Empatyczne nastawienie podpowie nam, kiedy powinniśmy coś powiedzieć, a kiedy milczeć,
wspierając płaczącą lub pytającą o szczegóły osobę. Sytuacja osoby doświadczającej straty jest
najważniejsza i wyznacza plan naszego spotkania. To ona nam wskaże, czy powinniśmy usiąść i
towarzyszyć jej w czasie spontanicznie i intensywnie wyrażanych uczuć i pytań, czy raczej opuścić
mieszkanie wobec przedłużającego się głuchego milczenia, szoku lub niedowierzania. Być może nasza
obecność blokuje emocje, których uzewnętrznienie jest zbyt trudne wobec nieznajomego. Reakcja na
przekazywaną informację podpowie nam, czy potrzebna jest pomoc lekarza, powiadomienie rodziny
lub sąsiadów. Sama wizyta pozwoli nam zobaczyć, czy w domu jest rodzina, która zapewni sobie
wzajemnie wsparcie. Będąc zwiastunem tragicznych wiadomości, musimy być jednocześnie
pierwszymi opiekunami, którzy nie pozostawią osoby po stracie z sucho przekazaną telefonicznie
informacją: „pani mąż zginął w wypadku”, czy też na progu mieszkania z informacją: „pana matka
nie żyje”. Empatia, cierpliwość i zrozumienie naporu emocji, a także poświęcony przez nas czas będą
najlepszym wsparciem, obok innej konkretnej pomocy, jeśli jej potrzeba.
Konfrontacja z trudnymi emocjami i przekazywanie dramatycznych informacji wymagają również
troski o samego siebie. Każdy z nas posiada indywidualny sposób odprężenia ciała i umysłu.

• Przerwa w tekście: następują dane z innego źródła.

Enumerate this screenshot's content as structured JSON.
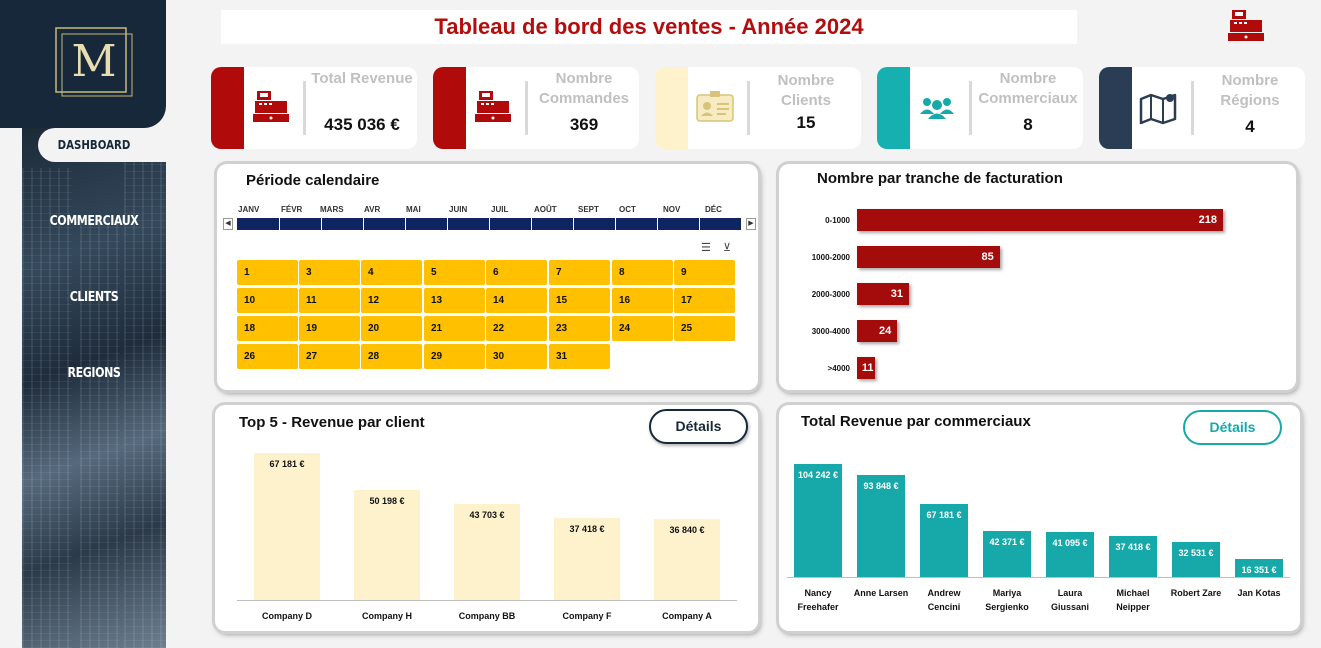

Jeśli
odczuwamy, że wyjątkowo trudno jest nam się uwolnić od emocji związanych z zaistniałą sytuacją,
postarajmy się poradzić zaufanego i doświadczonego kolegi z pracy. Pomocna może być również
szczera rozmowa z partnerem życiowym czy przyjacielem, ulubiony film lub relaksująca muzyka, sport
lub spacer, czyli czynności, które „ładują nasze akumulatory”, pozwalając się zdystansować od
dramatów i zapobiegać wypaleniu zawodowemu. Często występuje odczuwanie wyjątkowego
3.
zmęczenia po obciążającej emocjonalnie rozmowie z osobą czy rodziną po stracie. Być może budzi to
w nas pytania egzystencjalne o sens życia lub o nasze bezpieczeństwo, którego na co dzień sobie nie
uświadamiamy. Może to również oznaczać, że sami we własnym wnętrzu chowamy smutek po stracie
ważnej dla nas osoby. Tkwi on w uśpieniu, nieodczuwalny, ale budzi się, gdy spotykamy się z kolejną
dramatyczną sytuacją. W wypadku narastającego zmęczenia po kolejnych konfrontacjach z
dramatycznymi zdarzeniami i przekazywaniem trudnych wiadomości, niezbędna jest konsultacja
psychologiczna lub szczera rozmowa z przełożonym o emocjonalnych obciążeniach związanych z
charakterem pracy. Szczególnie w wypadku mężczyzn, stanowiących większość służb ratowniczych i
porządkowych, dodatkowym obciążeniem jest wizerunek „twardego” człowieka, który umie sobie
radzić z najtrudniejszymi emocjami. Warto na koniec tego podrozdziału przypomnieć, że
stwierdzenie, że „chłopaki nie płaczą” zostało już dawno uznane za nieaktualne, szczególnie w pracy
tak obciążonej dużymi emocjami, jak praca policjanta, strażaka, ratownika medycznego i każdej innej
osoby ratującej ludzkie życie i stykającej się ze śmiercią.